The survey of 326 law firms showed that booming business shored up firm expectations about their long-term outlook.
Seventy-eight percent of firms surveyed reported higher gross revenue in 2018 compared to the year-ago period. A nearly equal percentage of firms reported increased revenue per lawyer and 72 percent reported gains in profit per equity partner.
“Strong 2018 performance is great news, but it can also fuel complacency,” said Eric Seeger, a principal at Altman Weil and co-author of the 2019 Law Firms in Transition survey.
Despite the rosy scenario, Seeger warned that “regardless of short-term economic fluctuations, clients will continue to demand increased value from their service providers.”

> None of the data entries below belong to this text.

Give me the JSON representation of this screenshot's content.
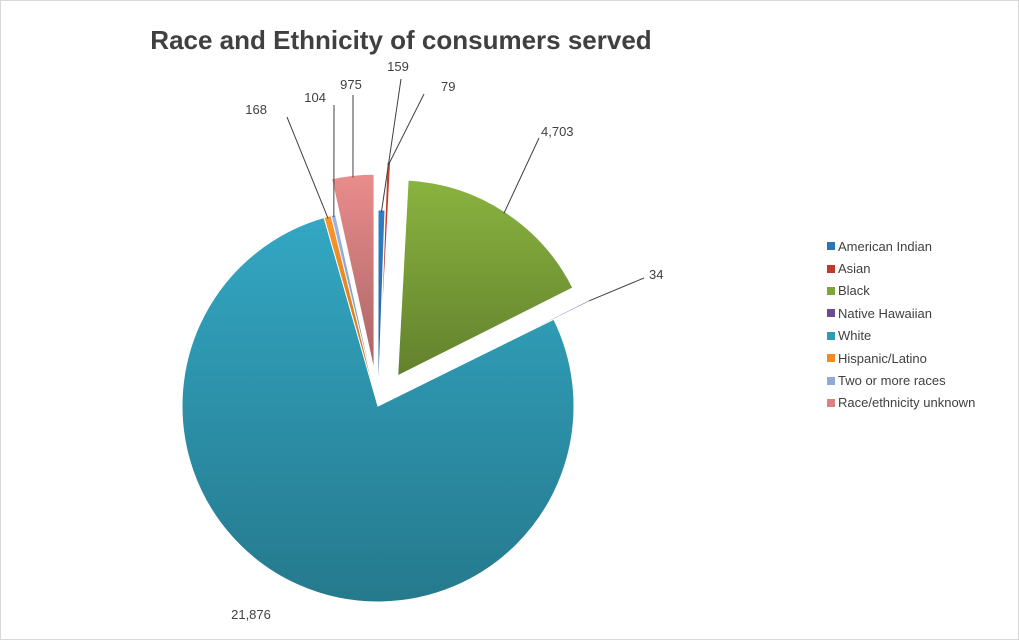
{
  "chart_data": {
    "type": "pie",
    "title": "Race and Ethnicity of consumers served",
    "legend_position": "right",
    "exploded": true,
    "slices": [
      {
        "label": "American Indian",
        "value": 159,
        "value_label": "159",
        "color": "#2e75b6"
      },
      {
        "label": "Asian",
        "value": 79,
        "value_label": "79",
        "color": "#c0392b"
      },
      {
        "label": "Black",
        "value": 4703,
        "value_label": "4,703",
        "color": "#7fa63a"
      },
      {
        "label": "Native Hawaiian",
        "value": 34,
        "value_label": "34",
        "color": "#6a4c93"
      },
      {
        "label": "White",
        "value": 21876,
        "value_label": "21,876",
        "color": "#2f9bb5"
      },
      {
        "label": "Hispanic/Latino",
        "value": 168,
        "value_label": "168",
        "color": "#f08a24"
      },
      {
        "label": "Two or more races",
        "value": 104,
        "value_label": "104",
        "color": "#8fa9d8"
      },
      {
        "label": "Race/ethnicity unknown",
        "value": 975,
        "value_label": "975",
        "color": "#d98282"
      }
    ]
  }
}
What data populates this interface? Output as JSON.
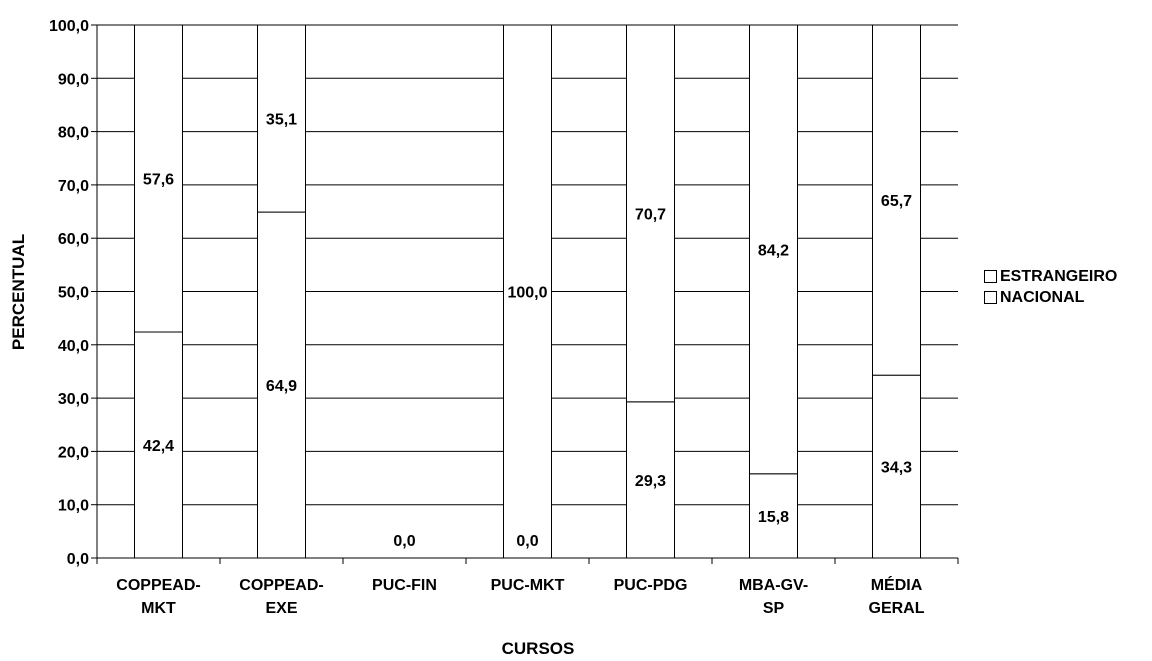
{
  "chart_data": {
    "type": "bar",
    "stacked": true,
    "title": "",
    "xlabel": "CURSOS",
    "ylabel": "PERCENTUAL",
    "ylim": [
      0,
      100
    ],
    "ytick_step": 10,
    "ytick_labels": [
      "0,0",
      "10,0",
      "20,0",
      "30,0",
      "40,0",
      "50,0",
      "60,0",
      "70,0",
      "80,0",
      "90,0",
      "100,0"
    ],
    "grid": true,
    "legend_position": "right",
    "categories": [
      [
        "COPPEAD-",
        "MKT"
      ],
      [
        "COPPEAD-",
        "EXE"
      ],
      [
        "PUC-FIN"
      ],
      [
        "PUC-MKT"
      ],
      [
        "PUC-PDG"
      ],
      [
        "MBA-GV-",
        "SP"
      ],
      [
        "MÉDIA",
        "GERAL"
      ]
    ],
    "series": [
      {
        "name": "NACIONAL",
        "color": "#ffffff",
        "values": [
          42.4,
          64.9,
          0.0,
          0.0,
          29.3,
          15.8,
          34.3
        ],
        "labels": [
          "42,4",
          "64,9",
          "0,0",
          "0,0",
          "29,3",
          "15,8",
          "34,3"
        ]
      },
      {
        "name": "ESTRANGEIRO",
        "color": "#ffffff",
        "values": [
          57.6,
          35.1,
          0.0,
          100.0,
          70.7,
          84.2,
          65.7
        ],
        "labels": [
          "57,6",
          "35,1",
          "",
          "100,0",
          "70,7",
          "84,2",
          "65,7"
        ]
      }
    ]
  },
  "legend": {
    "items": [
      {
        "label": "ESTRANGEIRO"
      },
      {
        "label": "NACIONAL"
      }
    ]
  }
}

While there can be stiff resistance from partners, Seeger said firm leaders need “to make the case for change and set the firm’s sights on longer-term goals.”
Part of the firms’ good fortune comes from widespread increases in billing rates. Sixty-one percent reported raising their rates more aggressively than in previous years, the survey found.
Some 49 percent of firms reporting said the demand for legal services had increased in each of the last three years. Only 40 percent reported that a year ago.
On productivity, nearly two-thirds of firms reporting said their equity partners were sufficiently busy in 2018. That was the first time in six years that the number exceeded 50 percent.
Sixty percent reported that they met or exceeded their billable hour targets last year—compared to 51 percent in 2017.
The biggest worry is that an economic recession will cause a decline in business. Other concerns included competition from larger firms, new technologies and alternative legal service providers.
While managing partners and other firm leaders gave themselves points for personal relationships with clients and client service, they scored themselves lower on delivering services efficiently, flexible lawyer staffing, predictable pricing and technology sophistication.
To improve efficiency, staffing and pricing strategies, firms reported that they were pursuing relatively few efforts and their efforts had changed little in 2018.
Sixty-six percent of law firms say they are not more active in these areas because they are not feeling sufficient economic pain.
Looking to the future, only 37 percent of firms set long-term goals over a period of five or more years, the survey found.
“As has been the case for years, law firms’ success will be driven by their ability to meet the changing requirements of the marketplace,” said Tom Clay, an Altman Weil principal and survey co-author.
The survey was conducted in March and April 2019, polling managing partners and chairs at 810 U.S. law firms with 50 or more partners. Forty-six percent of firms responding were among the largest 200 law firms.